Лично мне все равно, вершина горы иль нора,
Пыль дорожная или, как выразился Набоков, «рой звездный».
 
Он достойный соперник. К тому же мы очень дружны.
И пока его пехотинцы мой правый фланг громили,
Наши милые девочки, с разрешенья его жены,
Играли в саду, собирали цветы, махаонов ловили.
 
И когда я сдался, он мне прочитал восемь строк –
Себя он считает поэтом, и ему к лицу эта роль. –
А затем был подан к столу великолепный пирог…
На верхушке его я увидел Вас, мой король!»
 
 
 
Шахматная задача Владимира Набокова.

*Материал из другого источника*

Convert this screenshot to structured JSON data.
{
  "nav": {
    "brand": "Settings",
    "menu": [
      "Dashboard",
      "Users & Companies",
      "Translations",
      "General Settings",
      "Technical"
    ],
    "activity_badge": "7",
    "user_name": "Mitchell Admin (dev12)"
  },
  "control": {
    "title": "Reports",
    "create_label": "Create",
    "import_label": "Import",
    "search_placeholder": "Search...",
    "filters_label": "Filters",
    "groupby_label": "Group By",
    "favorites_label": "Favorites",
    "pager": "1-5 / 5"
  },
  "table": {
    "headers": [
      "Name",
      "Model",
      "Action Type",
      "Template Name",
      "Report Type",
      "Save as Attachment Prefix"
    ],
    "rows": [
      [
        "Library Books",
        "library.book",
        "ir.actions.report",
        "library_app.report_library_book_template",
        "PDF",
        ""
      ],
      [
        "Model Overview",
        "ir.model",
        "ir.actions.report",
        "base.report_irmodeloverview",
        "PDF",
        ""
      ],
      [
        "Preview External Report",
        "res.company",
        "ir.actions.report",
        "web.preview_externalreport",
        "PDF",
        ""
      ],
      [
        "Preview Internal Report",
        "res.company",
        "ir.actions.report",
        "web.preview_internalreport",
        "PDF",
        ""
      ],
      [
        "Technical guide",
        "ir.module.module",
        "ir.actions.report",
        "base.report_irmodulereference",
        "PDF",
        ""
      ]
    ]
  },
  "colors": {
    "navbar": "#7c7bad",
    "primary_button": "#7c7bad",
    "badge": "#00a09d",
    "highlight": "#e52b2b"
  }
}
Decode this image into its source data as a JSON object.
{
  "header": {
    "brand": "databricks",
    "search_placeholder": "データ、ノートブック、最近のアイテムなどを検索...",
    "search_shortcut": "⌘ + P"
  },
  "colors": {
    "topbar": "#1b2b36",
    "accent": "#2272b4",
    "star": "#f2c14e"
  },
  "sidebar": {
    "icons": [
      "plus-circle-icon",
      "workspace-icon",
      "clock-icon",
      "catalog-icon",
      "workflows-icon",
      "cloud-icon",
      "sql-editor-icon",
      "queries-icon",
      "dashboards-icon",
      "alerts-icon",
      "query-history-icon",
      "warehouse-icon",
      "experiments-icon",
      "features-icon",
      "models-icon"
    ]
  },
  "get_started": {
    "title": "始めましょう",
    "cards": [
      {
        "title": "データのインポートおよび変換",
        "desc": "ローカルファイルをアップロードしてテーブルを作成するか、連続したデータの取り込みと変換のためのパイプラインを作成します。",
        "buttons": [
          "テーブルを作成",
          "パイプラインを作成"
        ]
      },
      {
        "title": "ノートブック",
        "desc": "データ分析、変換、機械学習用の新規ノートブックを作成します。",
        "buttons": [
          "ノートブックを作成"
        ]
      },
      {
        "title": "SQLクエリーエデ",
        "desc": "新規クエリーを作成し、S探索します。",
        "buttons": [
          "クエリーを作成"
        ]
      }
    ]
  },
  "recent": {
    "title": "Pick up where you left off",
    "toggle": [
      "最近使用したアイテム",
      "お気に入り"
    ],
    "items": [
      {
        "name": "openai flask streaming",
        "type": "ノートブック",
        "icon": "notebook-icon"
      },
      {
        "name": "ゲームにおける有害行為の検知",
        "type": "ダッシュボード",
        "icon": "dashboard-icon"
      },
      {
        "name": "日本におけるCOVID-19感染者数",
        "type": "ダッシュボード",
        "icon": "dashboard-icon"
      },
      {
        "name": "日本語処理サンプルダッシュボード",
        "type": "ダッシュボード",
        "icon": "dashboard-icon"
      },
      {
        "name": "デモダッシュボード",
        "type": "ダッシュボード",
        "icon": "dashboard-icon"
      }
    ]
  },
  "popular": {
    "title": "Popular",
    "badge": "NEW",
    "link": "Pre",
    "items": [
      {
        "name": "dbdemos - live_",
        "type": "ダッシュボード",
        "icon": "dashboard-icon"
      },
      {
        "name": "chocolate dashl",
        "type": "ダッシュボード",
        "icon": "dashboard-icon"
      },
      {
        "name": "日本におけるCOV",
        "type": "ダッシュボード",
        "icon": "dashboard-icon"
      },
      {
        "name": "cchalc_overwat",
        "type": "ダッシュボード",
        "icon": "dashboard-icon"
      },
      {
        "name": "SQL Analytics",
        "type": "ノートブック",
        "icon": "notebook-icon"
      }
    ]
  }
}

Париж, май 1940.
Мат в два хода.
 
 
 
 
Остатки кроссворда за ужином
 
– Восемь по вертикали: псевдоним молодого Гоголя.

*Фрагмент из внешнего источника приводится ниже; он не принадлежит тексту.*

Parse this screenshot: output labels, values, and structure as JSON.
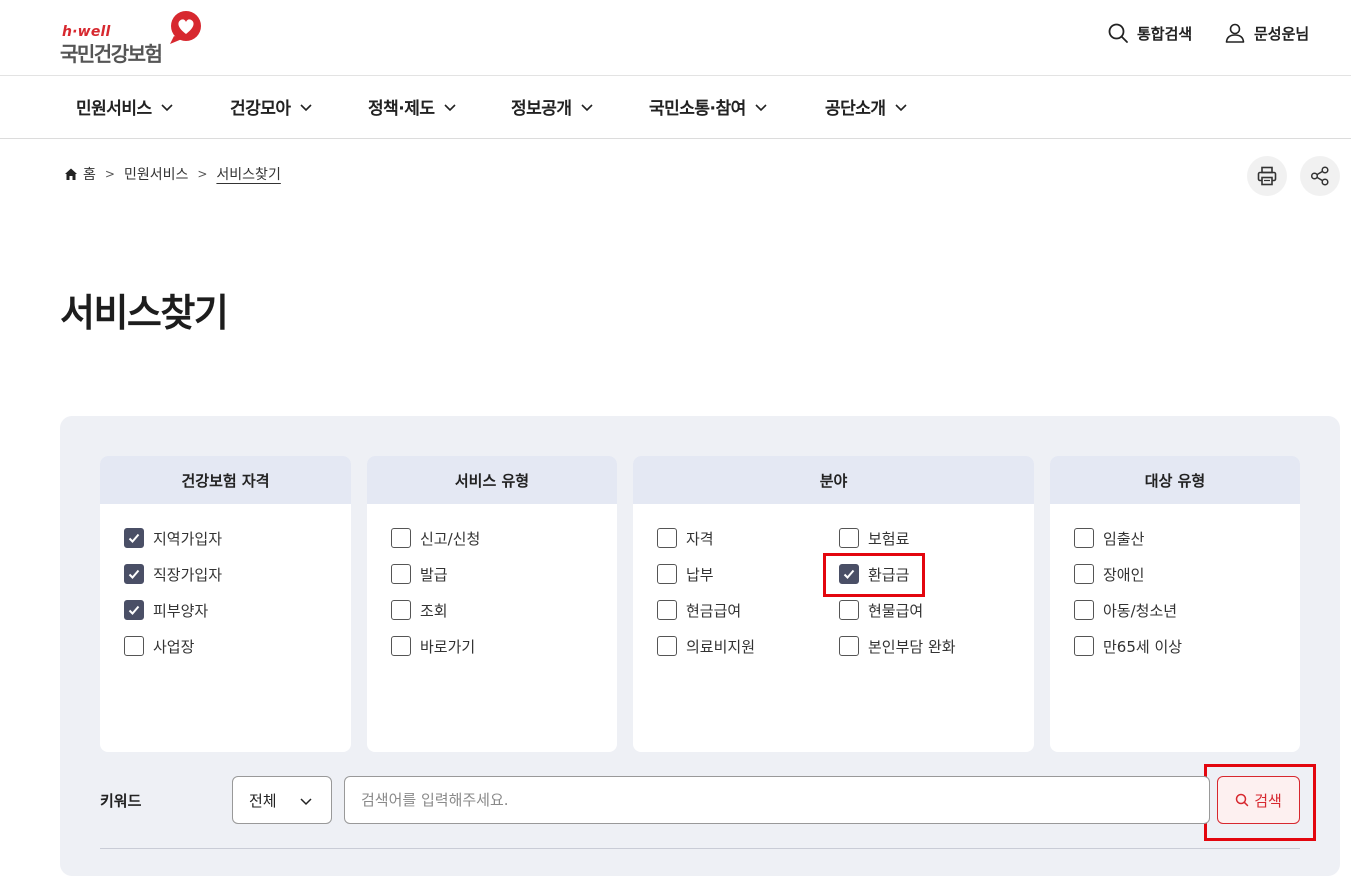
{
  "header": {
    "logo_tag": "h·well",
    "logo_name": "국민건강보험",
    "search_label": "통합검색",
    "user_label": "문성운님"
  },
  "gnb": [
    {
      "label": "민원서비스"
    },
    {
      "label": "건강모아"
    },
    {
      "label": "정책·제도"
    },
    {
      "label": "정보공개"
    },
    {
      "label": "국민소통·참여"
    },
    {
      "label": "공단소개"
    }
  ],
  "breadcrumb": {
    "home": "홈",
    "level1": "민원서비스",
    "current": "서비스찾기"
  },
  "page_title": "서비스찾기",
  "filters": {
    "eligibility": {
      "title": "건강보험 자격",
      "options": [
        {
          "label": "지역가입자",
          "checked": true
        },
        {
          "label": "직장가입자",
          "checked": true
        },
        {
          "label": "피부양자",
          "checked": true
        },
        {
          "label": "사업장",
          "checked": false
        }
      ]
    },
    "service_type": {
      "title": "서비스 유형",
      "options": [
        {
          "label": "신고/신청",
          "checked": false
        },
        {
          "label": "발급",
          "checked": false
        },
        {
          "label": "조회",
          "checked": false
        },
        {
          "label": "바로가기",
          "checked": false
        }
      ]
    },
    "field": {
      "title": "분야",
      "options": [
        {
          "label": "자격",
          "checked": false
        },
        {
          "label": "보험료",
          "checked": false
        },
        {
          "label": "납부",
          "checked": false
        },
        {
          "label": "환급금",
          "checked": true
        },
        {
          "label": "현금급여",
          "checked": false
        },
        {
          "label": "현물급여",
          "checked": false
        },
        {
          "label": "의료비지원",
          "checked": false
        },
        {
          "label": "본인부담 완화",
          "checked": false
        }
      ]
    },
    "target": {
      "title": "대상 유형",
      "options": [
        {
          "label": "임출산",
          "checked": false
        },
        {
          "label": "장애인",
          "checked": false
        },
        {
          "label": "아동/청소년",
          "checked": false
        },
        {
          "label": "만65세 이상",
          "checked": false
        }
      ]
    }
  },
  "keyword": {
    "label": "키워드",
    "select_value": "전체",
    "placeholder": "검색어를 입력해주세요.",
    "value": "",
    "button_label": "검색"
  },
  "colors": {
    "brand": "#d7282f",
    "checkbox_on": "#4a4f66",
    "panel_bg": "#eef0f5",
    "box_head": "#e4e8f3",
    "highlight": "#e3060e"
  }
}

Четыре буквы – вторая «эл», четвертая «вэ».
– Клюв!
– Точно клюв! Ведь носяра был длинный у Гоголя!
– Алов, умники! Вечно у вас кавардак в голове!

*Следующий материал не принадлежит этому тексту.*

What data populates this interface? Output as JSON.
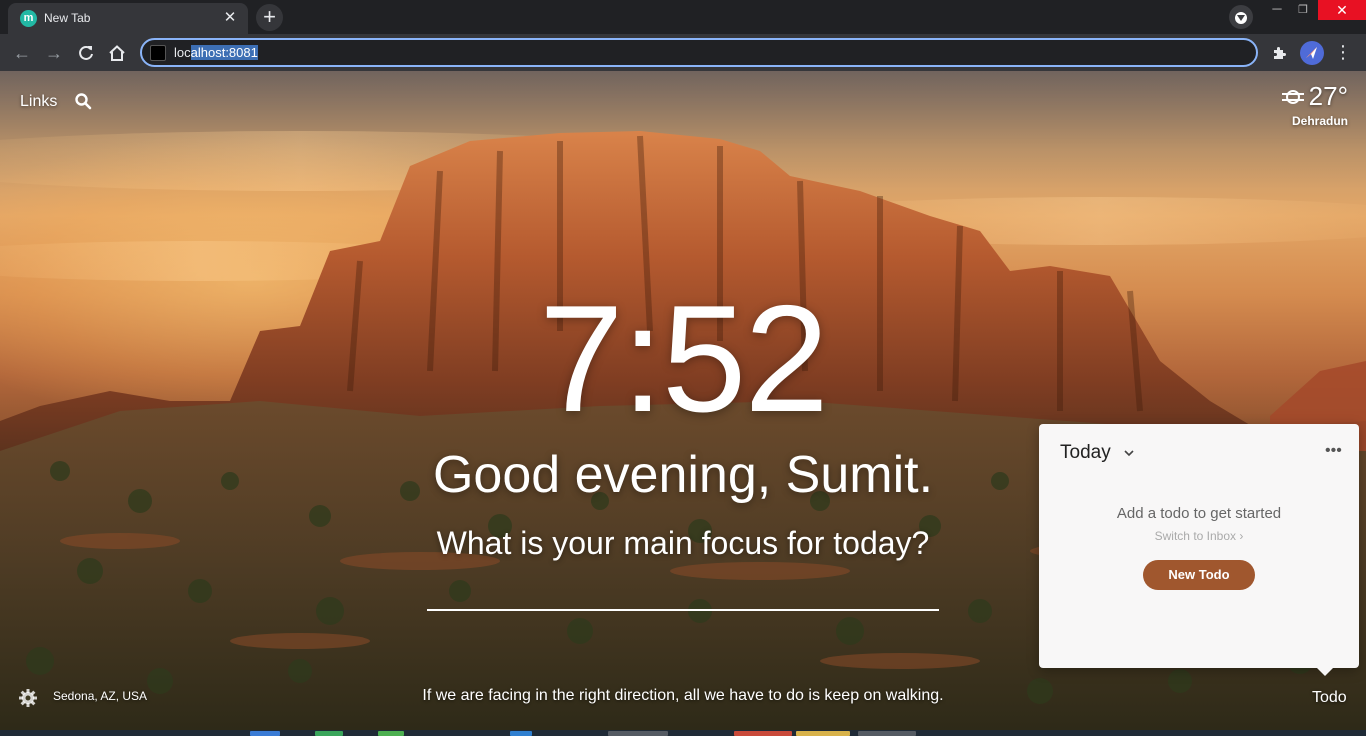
{
  "browser": {
    "tab_title": "New Tab",
    "tab_favicon_letter": "m",
    "url_plain": "loc",
    "url_selected": "alhost:8081"
  },
  "page": {
    "links_label": "Links",
    "weather": {
      "temperature": "27°",
      "location": "Dehradun",
      "icon": "haze-icon"
    },
    "clock": "7:52",
    "greeting": "Good evening, Sumit.",
    "focus_question": "What is your main focus for today?",
    "focus_value": "",
    "photo_location": "Sedona, AZ, USA",
    "quote": "If we are facing in the right direction, all we have to do is keep on walking.",
    "todo_toggle_label": "Todo"
  },
  "todo": {
    "list_name": "Today",
    "empty_message": "Add a todo to get started",
    "switch_label": "Switch to Inbox",
    "new_button_label": "New Todo",
    "accent_color": "#a0572e"
  }
}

Не знаете – не обгоняйте на сдутых шинах!
– А «клюв» было бы лучше. Как будто, в боях петушиных
Изодрав оперенье, он зябнет, босой, полуголый,
Или как Чёрная Курица в бархатном чёрном камзоле,
Кандалами гремя, покидает наш сумрачный город…
– Да, Бог с тобою, пиши хоть «хобот»!
 
 
 
 
 
 
 
 
Танцующий Шоколад
 
По мотивам одноименного рисунка А. Тулуз-Лотрека
 
 
Шоколад был негром из Бильбао. В цирке он выступал в красном балахоне, разыгрывал недотепу,
получал звонкие оплеухи и вызывал бурю восторга у зрителей репликой: «Шоколад – это я».
Но в баре Ашиля, забыв о своем амплуа увальня, он становился изящным и ловким.
В большой кепке в крупную клетку, он высоко задирал ноги, прыгал, вертелся волчком, напевая: «Будь мила, дорогая незнакомка...»

                                                                                                                                                                                                             Анри Перрюшо

Нижеприведенное стихотворение написал американец Джонни Бинбэг, он же Рафинад, – актер-неудачник,
тщетно пытавшийся покорить Париж уличными выступлениями и игрой на банджо в кабаках,
альбинос с полупрозрачными глазами, обормот, пьянь-рвань, по чести говоря;
этот горе-лицедей преуспел лишь в искусстве самоунижения.
 
 
 
Я начну с завываний, как первоклассный ведьмак.
И плевать на зловещих старух, что закутались в шали.
Пусть свершиться худшее! Пусть будет так!
Я хочу, чтобы в бешеной пляске меня затоптали.
 
Я нырну в это празднество, чтобы вернуться потом
Облаченным в фантик от шоколадной конфеты.
Пусть я буду смешон, ничтожен и жалок – что в том?
Разве лучше напыщенность ваших парадных портретов?
 
А затопчет меня Танцующий Шоколад.
Я сам к нему под ноги брошусь с нервическим хохотом.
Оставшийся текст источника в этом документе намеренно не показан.